Para atingir essa marca dos dois dígitos de horas de jogo, também ajuda o facto de haver uma boa quantidade de conteúdo adicional dentro e para além da campanha. Dentro dos níveis, temos os tais colecionáveis e missões secundárias referidas acima. As segundas, podem varia entre atravessar rapidamente uma secção do nível, recolher itens espalhados, entregar um item importante sem sofrer dano pelo caminho, ou encadear habilidades de modo a acumular uma certa quantia de pontos. Para além da campanha, temos uma série de níveis especiais que são desafios de plataformas mais puros, e que podemos desbloquear gastando os colecionáveis que recolhemos nos níveis base. E temos também modos de Time Trial e de desafio de Speedrun, que nos obrigam mesmo a demonstrar todo o domínio das mecânicas de jogo. Há muito para explorar e há imensos incentivos à rejogabilidade – incentivos esses que nos compelem a ficar mais umas quantas horas neste mundo de ioiôs mágicos e exércitos de pinguins.

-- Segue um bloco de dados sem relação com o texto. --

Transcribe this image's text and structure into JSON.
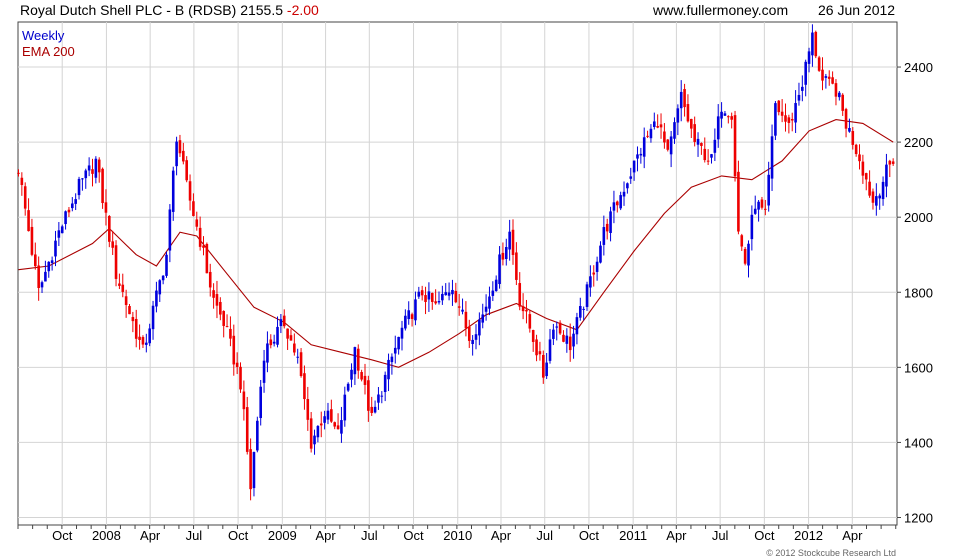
{
  "header": {
    "title": "Royal Dutch Shell PLC - B (RDSB)",
    "last": "2155.5",
    "change": "-2.00",
    "site": "www.fullermoney.com",
    "date": "26 Jun 2012"
  },
  "legend": {
    "weekly": "Weekly",
    "ema": "EMA 200"
  },
  "copyright": "© 2012 Stockcube Research Ltd",
  "colors": {
    "up": "#0000dd",
    "down": "#ee0000",
    "ema": "#aa0000",
    "grid": "#d4d4d4"
  },
  "chart_data": {
    "type": "candlestick",
    "title": "Royal Dutch Shell PLC - B (RDSB)",
    "ylim": [
      1180,
      2520
    ],
    "yticks": [
      1200,
      1400,
      1600,
      1800,
      2000,
      2200,
      2400
    ],
    "xticks": [
      {
        "label": "Oct",
        "date": "2007-10-01"
      },
      {
        "label": "2008",
        "date": "2008-01-01"
      },
      {
        "label": "Apr",
        "date": "2008-04-01"
      },
      {
        "label": "Jul",
        "date": "2008-07-01"
      },
      {
        "label": "Oct",
        "date": "2008-10-01"
      },
      {
        "label": "2009",
        "date": "2009-01-01"
      },
      {
        "label": "Apr",
        "date": "2009-04-01"
      },
      {
        "label": "Jul",
        "date": "2009-07-01"
      },
      {
        "label": "Oct",
        "date": "2009-10-01"
      },
      {
        "label": "2010",
        "date": "2010-01-01"
      },
      {
        "label": "Apr",
        "date": "2010-04-01"
      },
      {
        "label": "Jul",
        "date": "2010-07-01"
      },
      {
        "label": "Oct",
        "date": "2010-10-01"
      },
      {
        "label": "2011",
        "date": "2011-01-01"
      },
      {
        "label": "Apr",
        "date": "2011-04-01"
      },
      {
        "label": "Jul",
        "date": "2011-07-01"
      },
      {
        "label": "Oct",
        "date": "2011-10-01"
      },
      {
        "label": "2012",
        "date": "2012-01-01"
      },
      {
        "label": "Apr",
        "date": "2012-04-01"
      }
    ],
    "series": [
      {
        "name": "Weekly",
        "key_closes": [
          {
            "date": "2007-07-02",
            "value": 2130
          },
          {
            "date": "2007-08-13",
            "value": 1800
          },
          {
            "date": "2007-09-24",
            "value": 1960
          },
          {
            "date": "2007-11-05",
            "value": 2080
          },
          {
            "date": "2007-12-10",
            "value": 2150
          },
          {
            "date": "2008-01-21",
            "value": 1850
          },
          {
            "date": "2008-02-25",
            "value": 1720
          },
          {
            "date": "2008-03-17",
            "value": 1640
          },
          {
            "date": "2008-05-05",
            "value": 1900
          },
          {
            "date": "2008-05-26",
            "value": 2220
          },
          {
            "date": "2008-06-16",
            "value": 2080
          },
          {
            "date": "2008-07-14",
            "value": 1940
          },
          {
            "date": "2008-08-11",
            "value": 1780
          },
          {
            "date": "2008-09-01",
            "value": 1720
          },
          {
            "date": "2008-10-06",
            "value": 1560
          },
          {
            "date": "2008-10-27",
            "value": 1280
          },
          {
            "date": "2008-11-24",
            "value": 1640
          },
          {
            "date": "2009-01-05",
            "value": 1720
          },
          {
            "date": "2009-02-02",
            "value": 1620
          },
          {
            "date": "2009-03-02",
            "value": 1400
          },
          {
            "date": "2009-03-30",
            "value": 1480
          },
          {
            "date": "2009-04-27",
            "value": 1420
          },
          {
            "date": "2009-06-01",
            "value": 1650
          },
          {
            "date": "2009-07-06",
            "value": 1460
          },
          {
            "date": "2009-08-10",
            "value": 1600
          },
          {
            "date": "2009-09-07",
            "value": 1700
          },
          {
            "date": "2009-10-19",
            "value": 1800
          },
          {
            "date": "2009-11-16",
            "value": 1760
          },
          {
            "date": "2009-12-21",
            "value": 1820
          },
          {
            "date": "2010-01-25",
            "value": 1680
          },
          {
            "date": "2010-02-22",
            "value": 1740
          },
          {
            "date": "2010-03-29",
            "value": 1880
          },
          {
            "date": "2010-04-19",
            "value": 1960
          },
          {
            "date": "2010-05-10",
            "value": 1780
          },
          {
            "date": "2010-06-07",
            "value": 1680
          },
          {
            "date": "2010-06-28",
            "value": 1580
          },
          {
            "date": "2010-07-19",
            "value": 1720
          },
          {
            "date": "2010-08-23",
            "value": 1660
          },
          {
            "date": "2010-09-27",
            "value": 1800
          },
          {
            "date": "2010-11-01",
            "value": 1960
          },
          {
            "date": "2010-12-13",
            "value": 2080
          },
          {
            "date": "2011-01-24",
            "value": 2200
          },
          {
            "date": "2011-02-21",
            "value": 2260
          },
          {
            "date": "2011-03-14",
            "value": 2160
          },
          {
            "date": "2011-04-11",
            "value": 2320
          },
          {
            "date": "2011-05-09",
            "value": 2200
          },
          {
            "date": "2011-06-13",
            "value": 2150
          },
          {
            "date": "2011-07-04",
            "value": 2300
          },
          {
            "date": "2011-07-25",
            "value": 2280
          },
          {
            "date": "2011-08-08",
            "value": 1960
          },
          {
            "date": "2011-08-22",
            "value": 1880
          },
          {
            "date": "2011-09-12",
            "value": 2040
          },
          {
            "date": "2011-10-03",
            "value": 2000
          },
          {
            "date": "2011-10-24",
            "value": 2300
          },
          {
            "date": "2011-11-21",
            "value": 2240
          },
          {
            "date": "2011-12-19",
            "value": 2360
          },
          {
            "date": "2012-01-09",
            "value": 2480
          },
          {
            "date": "2012-01-30",
            "value": 2360
          },
          {
            "date": "2012-02-27",
            "value": 2340
          },
          {
            "date": "2012-03-19",
            "value": 2250
          },
          {
            "date": "2012-04-16",
            "value": 2160
          },
          {
            "date": "2012-05-14",
            "value": 2040
          },
          {
            "date": "2012-06-04",
            "value": 2100
          },
          {
            "date": "2012-06-25",
            "value": 2155.5
          }
        ]
      },
      {
        "name": "EMA 200",
        "points": [
          {
            "date": "2007-07-02",
            "value": 1860
          },
          {
            "date": "2007-09-03",
            "value": 1870
          },
          {
            "date": "2007-12-03",
            "value": 1930
          },
          {
            "date": "2008-01-07",
            "value": 1970
          },
          {
            "date": "2008-03-03",
            "value": 1900
          },
          {
            "date": "2008-04-14",
            "value": 1870
          },
          {
            "date": "2008-06-02",
            "value": 1960
          },
          {
            "date": "2008-07-07",
            "value": 1950
          },
          {
            "date": "2008-09-01",
            "value": 1860
          },
          {
            "date": "2008-11-03",
            "value": 1760
          },
          {
            "date": "2009-01-05",
            "value": 1720
          },
          {
            "date": "2009-03-02",
            "value": 1660
          },
          {
            "date": "2009-05-04",
            "value": 1640
          },
          {
            "date": "2009-07-06",
            "value": 1620
          },
          {
            "date": "2009-08-31",
            "value": 1600
          },
          {
            "date": "2009-11-02",
            "value": 1640
          },
          {
            "date": "2010-01-04",
            "value": 1690
          },
          {
            "date": "2010-03-01",
            "value": 1740
          },
          {
            "date": "2010-05-03",
            "value": 1770
          },
          {
            "date": "2010-07-05",
            "value": 1730
          },
          {
            "date": "2010-09-06",
            "value": 1700
          },
          {
            "date": "2010-11-01",
            "value": 1800
          },
          {
            "date": "2011-01-03",
            "value": 1910
          },
          {
            "date": "2011-03-07",
            "value": 2010
          },
          {
            "date": "2011-05-02",
            "value": 2080
          },
          {
            "date": "2011-07-04",
            "value": 2110
          },
          {
            "date": "2011-09-05",
            "value": 2100
          },
          {
            "date": "2011-11-07",
            "value": 2150
          },
          {
            "date": "2012-01-02",
            "value": 2230
          },
          {
            "date": "2012-02-27",
            "value": 2260
          },
          {
            "date": "2012-04-23",
            "value": 2250
          },
          {
            "date": "2012-06-25",
            "value": 2200
          }
        ]
      }
    ],
    "grid": true,
    "legend_position": "top-left"
  }
}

Mas nem tudo é belo e maravilhoso em Penny’s Big Breakaway. Por muito entusiasmante que seja dar o clique e dominar as mecânicas, há algumas falhas que são exacerbadas quando isto acontece. A primeira, e mais óbvia, é a falta de escalar de dificuldade entre níveis. Toda a curva de aprendizagem do jogo está dependente do quão rápido ou eficazes somos a dominar e a encadear as habilidades de Penny e Yo-Yo. A partir desse momento, todos os níveis parecem ter o mesmo nível de dificuldade. Um nível do nono mundo, não é mais difícil do que um no terceiro, ou do quinto. Não sentimos que a dificuldade vá aumentando ao longo da campanha, ficando a sensação de que os produtores receavam alienar os jogadores que demorassem mais tempo a dominar as mecânicas. Ou seja, a dada altura, deixámos de nos sentir desafiados pelos níveis do jogo. Foram sempre divertidos de explorar e conquistar, mas gostaríamos de ter sido mais desafiados.


De resto, o jogo apresenta demasiados bugs, inconsistências e problemas técnicos. Estes problemas dizem sobretudo respeito à quebra acentuada na taxa de fotogramas sempre que chegamos a uma área mais ampla e recheada de água, ou sempre que o jogo começa a carregar demasiados elementos cénicos no pano de fundo. Como seria de esperar, num jogo de plataformas que exige bastante precisão em todas as ações, movimentos, e afins, isto é um problema que causa um incómodo notório. Nunca morremos por causa de uma destas desacelerações, mas perturba a fluidez do jogo.

Já os bugs, dizem todos respeito à interação de Penny com elementos ambientais. Nomeadamente, no quão presos podem ficar nestes. Perdemos genuinamente a conta das vezes em que Penny devia ter aterrado numa plataforma e ou ter lá permanecido ou escorregado por ela abaixo. Mas não, foram imensas as vezes – imensas mesmo – em que vimos Penny simplesmente ficar presa na borda de uma plataforma, às cambalhotas no lugar, até que finalmente, passados uns quantos segundos, escorregava por essa borda abaixo e caía para a sua morte. As caixas de contacto com as bordas das plataformas são muito inconsistentes, e leva a este bug extremamente recorrente que nos faz perder imenso tempo e paciência.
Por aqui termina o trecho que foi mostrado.